Dr. Fisher suggested that we should not assume that even publically funded research is always in the interest of the public good. First she questioned who this "public" is. Second, we need more transparency on the part of funders, including the government, about the purposes of research they are supporting. Using personal biomedical data for future research on social issues (for example, the NIH Violence Initiative, which looked at potential biological causes of crime in urban environments) has the potential to lead to group harms such as stigmatization or problems getting insurance. There has to be more oversight with respect to future harms associated with use of our data that we can't anticipate now. Such concerns might be mitigated by public transparency and soliciting stakeholder input, as both measures influence what research the government chooses to fund.
Sharon Shriver, PhD, from PRIM&R, raised the concern that much of the discussion during the workshop assumes that research data can be fully de-identified. However, our ability to de-identify data (especially genetic data) might be constrained by future technological developments. Workshop participants discussed how the possibility of criminal penalties for re-identification of de-identified material might deter such practices in the future. Other participants raised the problem that the more data are de-identified, the less useful it is for research purposes.
Professor Glantz asked the workshop participants to reflect on the evolving expectations of privacy, and whether there is still such a thing as a "reasonable expectation of privacy," given our new data access and sharing landscape.
Dr. Rivera and others pointed out that conceptions of privacy change over time with new technology, and that our current system of research protections does not acknowledge the way people increasingly live their lives online and on social media where they are willing to accept reduced privacy for better online interactions.

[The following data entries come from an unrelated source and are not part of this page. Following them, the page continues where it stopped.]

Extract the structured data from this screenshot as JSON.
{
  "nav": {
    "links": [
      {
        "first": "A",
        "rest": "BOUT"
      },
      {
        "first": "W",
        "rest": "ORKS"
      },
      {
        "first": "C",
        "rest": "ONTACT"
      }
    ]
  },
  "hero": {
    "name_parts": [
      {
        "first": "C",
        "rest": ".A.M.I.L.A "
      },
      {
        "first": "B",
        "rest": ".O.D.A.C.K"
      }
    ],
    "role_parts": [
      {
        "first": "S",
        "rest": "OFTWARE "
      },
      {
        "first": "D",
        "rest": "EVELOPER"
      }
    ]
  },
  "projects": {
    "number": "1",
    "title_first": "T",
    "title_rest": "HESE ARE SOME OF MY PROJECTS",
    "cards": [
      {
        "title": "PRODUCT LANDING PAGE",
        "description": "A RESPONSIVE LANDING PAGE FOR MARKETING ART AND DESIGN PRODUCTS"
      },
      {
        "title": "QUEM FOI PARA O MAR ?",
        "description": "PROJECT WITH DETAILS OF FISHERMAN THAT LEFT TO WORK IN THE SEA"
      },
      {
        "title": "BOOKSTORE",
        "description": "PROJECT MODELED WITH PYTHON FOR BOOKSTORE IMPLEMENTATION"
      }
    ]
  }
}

Ms. Odwazny argued that the Common Rule's regulatory scheme does not encourage this kind of research exceptionalism because "the regulatory definition of minimal risk does allow for daily life risk standards." Furthermore, IRBs are often presented with big data research proposals that ought not to be regulated as human subjects research because the data being used is not private and identifiable. One possible solution, therefore, is IRB education of the type that PRIM&R provides, to help IRBs better understand when big data research is human subjects research, and when it poses more than minimal risks.
Dr. Ajunwa took issue with the idea of people "willingly trading their privacy," which had come up earlier, because it suggests deeper awareness of how privacy is being invaded than many people have. For example, some employers tout their workplace wellness programs as benefits to employees, but don't acknowledge that the programs are means to acquire employee's health data for un-disclosed third party commercial uses.
Dr. Zimmer raised the point that social media giants like Facebook socialize people to share more information online and revise their privacy expectations. However, just because the public is increasingly more likely to share their information via social media platforms does not necessarily mean their expectations of privacy have changed; we should look at the context within which people originally chose to share their information.